What You Should Do Next
If you haven't watched Clue in a few years, go back and watch it with a specific focus on the background.
Don't watch the person talking. Watch the faces of the other actors. Watch Michael McKean’s face when Mrs. Peacock is screaming. Watch Martin Mull’s confused expressions during the "1+2+1+1" math monologue. The movie is a masterclass in "reaction acting."
- Seek out the "Director’s Cut" versions: While the theatrical release separated the endings, the home video version (and most streaming versions) includes all three played back-to-back. This is the only way to experience the full scale of the ensemble's work.

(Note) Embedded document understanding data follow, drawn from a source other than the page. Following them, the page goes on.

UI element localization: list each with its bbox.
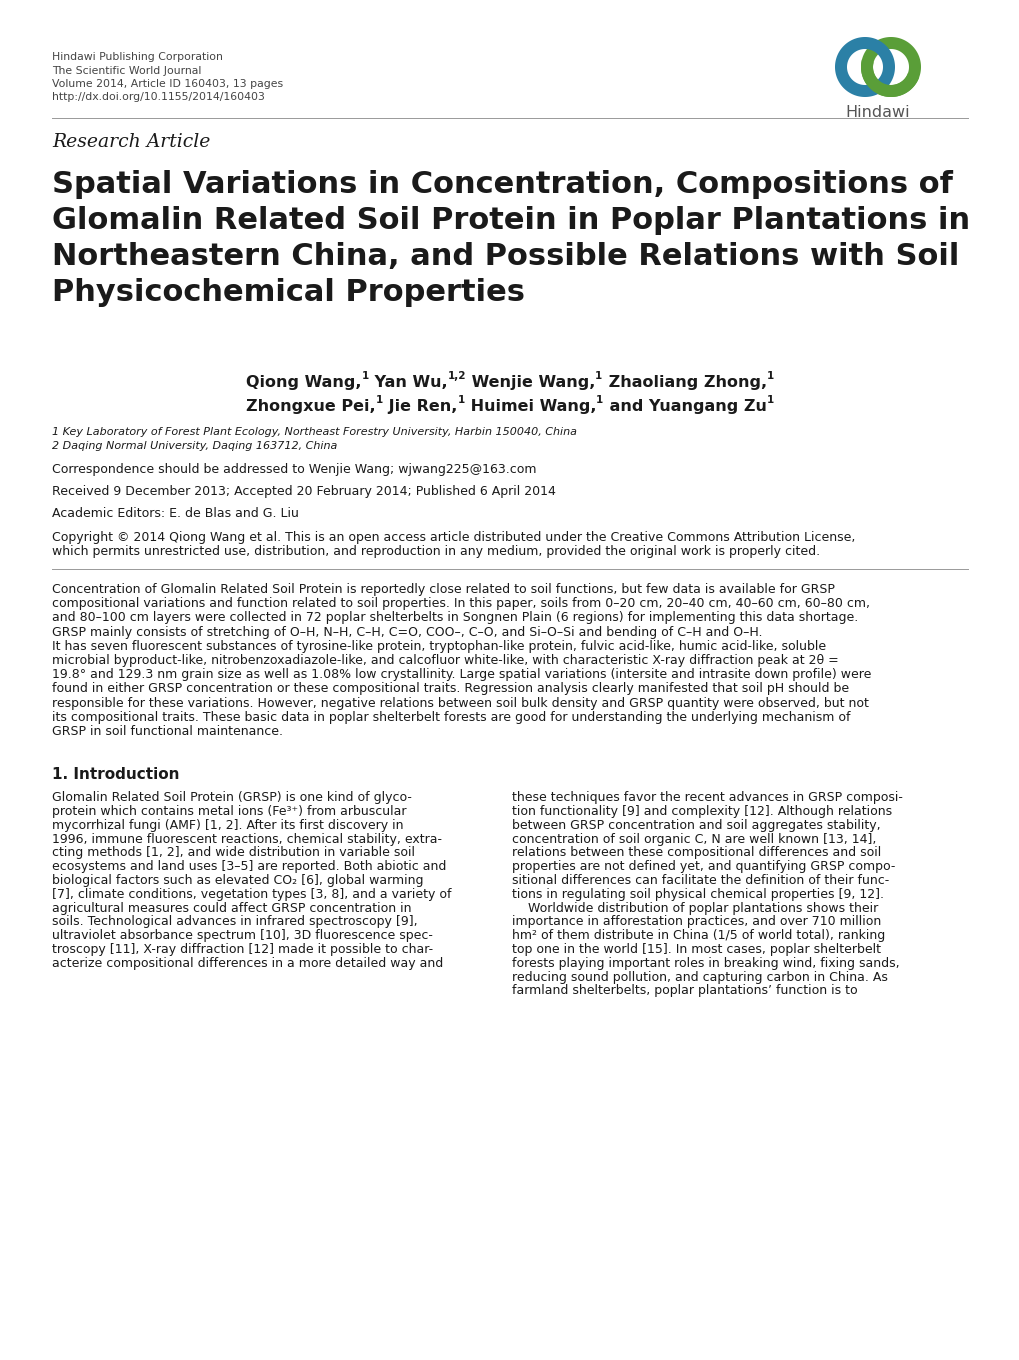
Text: It has seven fluorescent substances of tyrosine-like protein, tryptophan-like pr: It has seven fluorescent substances of t…: [52, 639, 825, 653]
Text: farmland shelterbelts, poplar plantations’ function is to: farmland shelterbelts, poplar plantation…: [512, 985, 857, 997]
Text: Concentration of Glomalin Related Soil Protein is reportedly close related to so: Concentration of Glomalin Related Soil P…: [52, 583, 835, 596]
Text: Worldwide distribution of poplar plantations shows their: Worldwide distribution of poplar plantat…: [512, 902, 877, 915]
Text: 1: 1: [595, 371, 602, 381]
Text: [7], climate conditions, vegetation types [3, 8], and a variety of: [7], climate conditions, vegetation type…: [52, 888, 451, 900]
PathPatch shape: [860, 60, 918, 97]
Text: top one in the world [15]. In most cases, poplar shelterbelt: top one in the world [15]. In most cases…: [512, 942, 880, 956]
Text: Zhongxue Pei,: Zhongxue Pei,: [246, 398, 376, 413]
Text: Hindawi Publishing Corporation: Hindawi Publishing Corporation: [52, 52, 223, 63]
Text: troscopy [11], X-ray diffraction [12] made it possible to char-: troscopy [11], X-ray diffraction [12] ma…: [52, 942, 433, 956]
Text: and 80–100 cm layers were collected in 72 poplar shelterbelts in Songnen Plain (: and 80–100 cm layers were collected in 7…: [52, 612, 857, 624]
Text: 1: 1: [596, 394, 603, 405]
Text: Hindawi: Hindawi: [845, 105, 909, 120]
PathPatch shape: [860, 37, 920, 97]
Text: Glomalin Related Soil Protein in Poplar Plantations in: Glomalin Related Soil Protein in Poplar …: [52, 205, 969, 235]
Text: The Scientific World Journal: The Scientific World Journal: [52, 65, 201, 76]
Text: Spatial Variations in Concentration, Compositions of: Spatial Variations in Concentration, Com…: [52, 170, 952, 199]
Text: 1. Introduction: 1. Introduction: [52, 767, 179, 782]
Text: agricultural measures could affect GRSP concentration in: agricultural measures could affect GRSP …: [52, 902, 411, 915]
Text: Northeastern China, and Possible Relations with Soil: Northeastern China, and Possible Relatio…: [52, 242, 959, 271]
Text: 1 Key Laboratory of Forest Plant Ecology, Northeast Forestry University, Harbin : 1 Key Laboratory of Forest Plant Ecology…: [52, 427, 577, 437]
Text: Qiong Wang,: Qiong Wang,: [246, 375, 361, 390]
Text: Huimei Wang,: Huimei Wang,: [465, 398, 596, 413]
Text: Physicochemical Properties: Physicochemical Properties: [52, 277, 525, 307]
Text: and Yuangang Zu: and Yuangang Zu: [603, 398, 765, 413]
Text: Received 9 December 2013; Accepted 20 February 2014; Published 6 April 2014: Received 9 December 2013; Accepted 20 Fe…: [52, 486, 555, 498]
Text: 1: 1: [376, 394, 383, 405]
Text: hm² of them distribute in China (1/5 of world total), ranking: hm² of them distribute in China (1/5 of …: [512, 929, 884, 942]
Text: importance in afforestation practices, and over 710 million: importance in afforestation practices, a…: [512, 915, 880, 929]
Text: ultraviolet absorbance spectrum [10], 3D fluorescence spec-: ultraviolet absorbance spectrum [10], 3D…: [52, 929, 432, 942]
Text: between GRSP concentration and soil aggregates stability,: between GRSP concentration and soil aggr…: [512, 819, 879, 832]
Text: Volume 2014, Article ID 160403, 13 pages: Volume 2014, Article ID 160403, 13 pages: [52, 79, 283, 88]
Text: Copyright © 2014 Qiong Wang et al. This is an open access article distributed un: Copyright © 2014 Qiong Wang et al. This …: [52, 530, 855, 544]
Text: responsible for these variations. However, negative relations between soil bulk : responsible for these variations. Howeve…: [52, 696, 868, 710]
Text: found in either GRSP concentration or these compositional traits. Regression ana: found in either GRSP concentration or th…: [52, 683, 848, 695]
Text: concentration of soil organic C, N are well known [13, 14],: concentration of soil organic C, N are w…: [512, 832, 875, 846]
Text: tion functionality [9] and complexity [12]. Although relations: tion functionality [9] and complexity [1…: [512, 805, 892, 817]
Text: Zhaoliang Zhong,: Zhaoliang Zhong,: [602, 375, 766, 390]
Text: biological factors such as elevated CO₂ [6], global warming: biological factors such as elevated CO₂ …: [52, 874, 423, 887]
Text: reducing sound pollution, and capturing carbon in China. As: reducing sound pollution, and capturing …: [512, 971, 887, 983]
Text: these techniques favor the recent advances in GRSP composi-: these techniques favor the recent advanc…: [512, 792, 902, 804]
Text: forests playing important roles in breaking wind, fixing sands,: forests playing important roles in break…: [512, 957, 899, 970]
Text: which permits unrestricted use, distribution, and reproduction in any medium, pr: which permits unrestricted use, distribu…: [52, 545, 819, 558]
Text: soils. Technological advances in infrared spectroscopy [9],: soils. Technological advances in infrare…: [52, 915, 417, 929]
Text: 19.8° and 129.3 nm grain size as well as 1.08% low crystallinity. Large spatial : 19.8° and 129.3 nm grain size as well as…: [52, 668, 870, 681]
Text: Academic Editors: E. de Blas and G. Liu: Academic Editors: E. de Blas and G. Liu: [52, 507, 299, 520]
Text: compositional variations and function related to soil properties. In this paper,: compositional variations and function re…: [52, 597, 869, 611]
Text: sitional differences can facilitate the definition of their func-: sitional differences can facilitate the …: [512, 874, 889, 887]
Text: 1: 1: [458, 394, 465, 405]
Text: mycorrhizal fungi (AMF) [1, 2]. After its first discovery in: mycorrhizal fungi (AMF) [1, 2]. After it…: [52, 819, 404, 832]
Text: GRSP mainly consists of stretching of O–H, N–H, C–H, C=O, COO–, C–O, and Si–O–Si: GRSP mainly consists of stretching of O–…: [52, 626, 762, 639]
Text: microbial byproduct-like, nitrobenzoxadiazole-like, and calcofluor white-like, w: microbial byproduct-like, nitrobenzoxadi…: [52, 654, 838, 666]
Text: ecosystems and land uses [3–5] are reported. Both abiotic and: ecosystems and land uses [3–5] are repor…: [52, 861, 446, 873]
Text: properties are not defined yet, and quantifying GRSP compo-: properties are not defined yet, and quan…: [512, 861, 895, 873]
Text: 2 Daqing Normal University, Daqing 163712, China: 2 Daqing Normal University, Daqing 16371…: [52, 441, 337, 452]
Text: tions in regulating soil physical chemical properties [9, 12].: tions in regulating soil physical chemic…: [512, 888, 883, 900]
Text: http://dx.doi.org/10.1155/2014/160403: http://dx.doi.org/10.1155/2014/160403: [52, 92, 265, 102]
PathPatch shape: [835, 37, 894, 97]
Text: 1: 1: [361, 371, 369, 381]
Text: 1996, immune fluorescent reactions, chemical stability, extra-: 1996, immune fluorescent reactions, chem…: [52, 832, 441, 846]
Text: Correspondence should be addressed to Wenjie Wang; wjwang225@163.com: Correspondence should be addressed to We…: [52, 462, 536, 476]
Text: 1: 1: [766, 371, 773, 381]
Text: cting methods [1, 2], and wide distribution in variable soil: cting methods [1, 2], and wide distribut…: [52, 846, 415, 860]
Text: Wenjie Wang,: Wenjie Wang,: [466, 375, 595, 390]
Text: Research Article: Research Article: [52, 133, 210, 151]
Text: 1,2: 1,2: [447, 371, 466, 381]
Text: its compositional traits. These basic data in poplar shelterbelt forests are goo: its compositional traits. These basic da…: [52, 711, 850, 724]
Text: Jie Ren,: Jie Ren,: [383, 398, 458, 413]
Text: acterize compositional differences in a more detailed way and: acterize compositional differences in a …: [52, 957, 443, 970]
Text: Yan Wu,: Yan Wu,: [369, 375, 447, 390]
Text: Glomalin Related Soil Protein (GRSP) is one kind of glyco-: Glomalin Related Soil Protein (GRSP) is …: [52, 792, 412, 804]
Text: 1: 1: [765, 394, 773, 405]
Text: protein which contains metal ions (Fe³⁺) from arbuscular: protein which contains metal ions (Fe³⁺)…: [52, 805, 407, 817]
Text: GRSP in soil functional maintenance.: GRSP in soil functional maintenance.: [52, 725, 282, 738]
Text: relations between these compositional differences and soil: relations between these compositional di…: [512, 846, 880, 860]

- Compare to Knives Out: If you're a fan of modern mysteries, watch Clue and then watch Rian Johnson's Knives Out. You'll see the DNA everywhere—from the eccentric patriarch/butler figure to the way the camera moves through a crowded room.
- Check out "Psych": The TV show Psych did a tribute episode called "100 Clues" that brought back Christopher Lloyd, Lesley Ann Warren, and Martin Mull. It’s a beautiful, chaotic love letter to the original film and shows that even decades later, that chemistry hadn't faded.
The reality is that we probably won't see a cast like this again. The economics of Hollywood make it too expensive to put seven or eight A-list character actors in a single-room comedy. Clue remains a singular moment where the right people met the right script at the exact right time, even if the world wasn't ready for it in 1985.
Next time you’re stuck on a rainy night, skip the new releases. Put on the movie about the board game. Watch the butler run. Watch the lady in the veil stutter about "flames." It’s better than you remember, mostly because the people in it were better than they had any right to be.